La historia de nuestra civilización ha experimentado, hasta ahora, dos olas de cambios que han supuesto modificaciones radicales, sepultando culturas y civilizaciones anteriores. Tanto la civilización agrícola como la civilización industrial, como afirma Alvin Toffer en su obra La tercera ola, ha supuesto unas convulsiones que han modificado las costumbres y el pensamiento del género humano.
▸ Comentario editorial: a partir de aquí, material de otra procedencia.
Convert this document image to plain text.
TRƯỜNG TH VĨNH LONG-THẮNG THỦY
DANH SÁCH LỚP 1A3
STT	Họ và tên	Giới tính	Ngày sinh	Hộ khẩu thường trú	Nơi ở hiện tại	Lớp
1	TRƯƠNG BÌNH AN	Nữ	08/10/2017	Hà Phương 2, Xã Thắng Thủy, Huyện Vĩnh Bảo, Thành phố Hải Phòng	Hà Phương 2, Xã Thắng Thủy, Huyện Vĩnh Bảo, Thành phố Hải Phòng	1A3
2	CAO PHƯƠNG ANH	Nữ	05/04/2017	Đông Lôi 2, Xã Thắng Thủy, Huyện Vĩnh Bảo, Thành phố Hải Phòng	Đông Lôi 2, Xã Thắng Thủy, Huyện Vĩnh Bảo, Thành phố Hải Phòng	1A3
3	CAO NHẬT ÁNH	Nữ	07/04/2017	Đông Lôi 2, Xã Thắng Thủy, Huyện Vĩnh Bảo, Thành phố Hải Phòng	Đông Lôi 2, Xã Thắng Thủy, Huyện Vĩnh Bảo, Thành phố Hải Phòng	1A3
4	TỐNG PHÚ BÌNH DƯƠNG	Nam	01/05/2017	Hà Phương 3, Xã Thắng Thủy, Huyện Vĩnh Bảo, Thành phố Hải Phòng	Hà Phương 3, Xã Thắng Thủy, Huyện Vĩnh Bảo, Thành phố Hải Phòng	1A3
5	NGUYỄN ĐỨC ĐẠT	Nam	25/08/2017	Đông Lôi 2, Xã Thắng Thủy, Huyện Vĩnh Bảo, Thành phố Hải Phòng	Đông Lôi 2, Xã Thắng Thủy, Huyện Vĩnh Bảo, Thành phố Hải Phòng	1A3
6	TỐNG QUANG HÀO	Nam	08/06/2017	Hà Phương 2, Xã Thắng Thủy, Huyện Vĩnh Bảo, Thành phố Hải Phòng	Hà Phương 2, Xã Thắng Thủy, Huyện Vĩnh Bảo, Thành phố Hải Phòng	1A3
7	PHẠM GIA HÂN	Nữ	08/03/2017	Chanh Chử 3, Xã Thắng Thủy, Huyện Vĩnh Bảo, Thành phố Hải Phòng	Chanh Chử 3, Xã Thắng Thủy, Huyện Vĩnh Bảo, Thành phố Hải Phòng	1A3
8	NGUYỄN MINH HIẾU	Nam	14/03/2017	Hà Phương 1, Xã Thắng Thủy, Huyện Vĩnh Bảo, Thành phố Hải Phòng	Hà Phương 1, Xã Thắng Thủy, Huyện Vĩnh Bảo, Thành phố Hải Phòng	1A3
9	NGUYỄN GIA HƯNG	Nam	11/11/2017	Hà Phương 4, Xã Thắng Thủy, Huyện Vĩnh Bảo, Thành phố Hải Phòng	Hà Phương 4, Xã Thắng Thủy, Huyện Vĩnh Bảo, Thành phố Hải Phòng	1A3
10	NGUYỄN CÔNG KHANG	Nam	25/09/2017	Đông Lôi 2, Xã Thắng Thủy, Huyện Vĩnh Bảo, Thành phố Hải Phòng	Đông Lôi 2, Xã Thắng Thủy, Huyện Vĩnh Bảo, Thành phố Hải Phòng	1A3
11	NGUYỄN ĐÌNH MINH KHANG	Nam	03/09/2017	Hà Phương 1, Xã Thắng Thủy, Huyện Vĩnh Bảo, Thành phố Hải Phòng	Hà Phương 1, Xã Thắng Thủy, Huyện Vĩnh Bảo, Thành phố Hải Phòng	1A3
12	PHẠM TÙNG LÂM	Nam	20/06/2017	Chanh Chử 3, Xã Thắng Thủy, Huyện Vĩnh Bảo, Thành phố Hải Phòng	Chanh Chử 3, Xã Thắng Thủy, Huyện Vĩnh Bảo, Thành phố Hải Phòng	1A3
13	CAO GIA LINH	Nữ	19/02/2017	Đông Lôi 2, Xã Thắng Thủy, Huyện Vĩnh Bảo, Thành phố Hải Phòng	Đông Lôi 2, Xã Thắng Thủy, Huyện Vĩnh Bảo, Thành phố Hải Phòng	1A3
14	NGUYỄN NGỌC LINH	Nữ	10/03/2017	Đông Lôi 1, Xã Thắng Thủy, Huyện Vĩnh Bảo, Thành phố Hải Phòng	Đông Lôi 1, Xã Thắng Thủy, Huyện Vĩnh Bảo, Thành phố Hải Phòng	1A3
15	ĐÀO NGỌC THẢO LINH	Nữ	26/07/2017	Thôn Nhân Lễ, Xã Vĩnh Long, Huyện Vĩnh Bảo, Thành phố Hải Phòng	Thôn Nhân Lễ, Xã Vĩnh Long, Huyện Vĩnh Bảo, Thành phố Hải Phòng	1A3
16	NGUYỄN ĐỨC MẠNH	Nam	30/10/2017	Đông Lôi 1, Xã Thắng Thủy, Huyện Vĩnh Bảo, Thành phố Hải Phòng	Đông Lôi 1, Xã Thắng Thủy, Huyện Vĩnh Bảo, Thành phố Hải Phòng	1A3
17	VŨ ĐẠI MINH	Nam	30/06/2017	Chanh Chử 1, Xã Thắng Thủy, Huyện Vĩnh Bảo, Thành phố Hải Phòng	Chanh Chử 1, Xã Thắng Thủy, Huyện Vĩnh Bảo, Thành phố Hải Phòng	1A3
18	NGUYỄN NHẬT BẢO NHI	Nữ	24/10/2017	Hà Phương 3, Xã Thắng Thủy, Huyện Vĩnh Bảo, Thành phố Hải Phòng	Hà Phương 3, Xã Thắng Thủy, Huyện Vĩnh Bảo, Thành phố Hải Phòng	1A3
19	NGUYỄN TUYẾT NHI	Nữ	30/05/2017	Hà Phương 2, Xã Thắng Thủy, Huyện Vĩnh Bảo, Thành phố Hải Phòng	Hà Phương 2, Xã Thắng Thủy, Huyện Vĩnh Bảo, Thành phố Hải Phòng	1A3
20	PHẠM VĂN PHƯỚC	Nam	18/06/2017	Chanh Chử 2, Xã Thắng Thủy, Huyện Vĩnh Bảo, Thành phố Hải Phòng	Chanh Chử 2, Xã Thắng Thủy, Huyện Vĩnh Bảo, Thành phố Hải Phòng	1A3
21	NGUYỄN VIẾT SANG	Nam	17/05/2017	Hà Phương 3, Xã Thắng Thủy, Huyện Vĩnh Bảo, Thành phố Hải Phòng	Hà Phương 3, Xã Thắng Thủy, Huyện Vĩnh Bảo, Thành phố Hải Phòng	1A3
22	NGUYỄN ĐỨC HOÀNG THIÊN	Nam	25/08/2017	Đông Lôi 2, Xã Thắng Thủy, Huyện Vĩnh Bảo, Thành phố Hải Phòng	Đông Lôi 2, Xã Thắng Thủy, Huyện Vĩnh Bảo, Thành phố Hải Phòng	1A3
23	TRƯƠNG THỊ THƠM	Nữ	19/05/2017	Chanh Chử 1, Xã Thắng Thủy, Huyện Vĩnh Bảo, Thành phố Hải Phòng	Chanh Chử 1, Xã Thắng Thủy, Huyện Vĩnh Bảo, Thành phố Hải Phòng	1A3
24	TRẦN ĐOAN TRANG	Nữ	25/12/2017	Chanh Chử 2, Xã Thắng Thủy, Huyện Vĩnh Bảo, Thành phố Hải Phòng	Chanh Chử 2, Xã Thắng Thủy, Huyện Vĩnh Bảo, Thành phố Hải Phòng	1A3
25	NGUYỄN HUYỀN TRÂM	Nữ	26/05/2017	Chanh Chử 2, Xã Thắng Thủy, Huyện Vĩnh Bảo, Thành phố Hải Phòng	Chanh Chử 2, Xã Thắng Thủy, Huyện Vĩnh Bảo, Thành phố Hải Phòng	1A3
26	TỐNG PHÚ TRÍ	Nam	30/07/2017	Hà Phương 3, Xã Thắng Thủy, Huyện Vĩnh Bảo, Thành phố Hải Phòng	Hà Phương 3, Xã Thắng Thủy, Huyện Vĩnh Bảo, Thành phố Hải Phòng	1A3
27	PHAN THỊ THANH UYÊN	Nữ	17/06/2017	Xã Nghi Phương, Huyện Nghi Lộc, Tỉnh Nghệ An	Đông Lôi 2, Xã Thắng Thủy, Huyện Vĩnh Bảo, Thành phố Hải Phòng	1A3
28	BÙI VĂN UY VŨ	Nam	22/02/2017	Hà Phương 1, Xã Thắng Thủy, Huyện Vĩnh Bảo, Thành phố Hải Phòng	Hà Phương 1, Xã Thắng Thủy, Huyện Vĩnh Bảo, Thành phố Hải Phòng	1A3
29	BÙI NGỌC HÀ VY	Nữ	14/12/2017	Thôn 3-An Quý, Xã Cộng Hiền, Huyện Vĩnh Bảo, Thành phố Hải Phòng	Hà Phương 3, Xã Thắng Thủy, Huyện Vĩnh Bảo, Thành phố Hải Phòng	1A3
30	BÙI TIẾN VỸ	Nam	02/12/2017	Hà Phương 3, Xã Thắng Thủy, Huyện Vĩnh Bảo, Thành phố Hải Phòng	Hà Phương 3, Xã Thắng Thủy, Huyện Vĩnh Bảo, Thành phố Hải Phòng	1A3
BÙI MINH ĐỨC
En estos momentos, algo está ocurriendo en nuestra sociedad que hace presagiar otro cambio similar, se constata al analizar la civilización actual que se ha acelerado de forma vertiginosa y que, gracias a la intervención tecnológica de los mass media, se están provocando cambios que a su vez generan nuevos cambios sociales con una fuerza inusitada.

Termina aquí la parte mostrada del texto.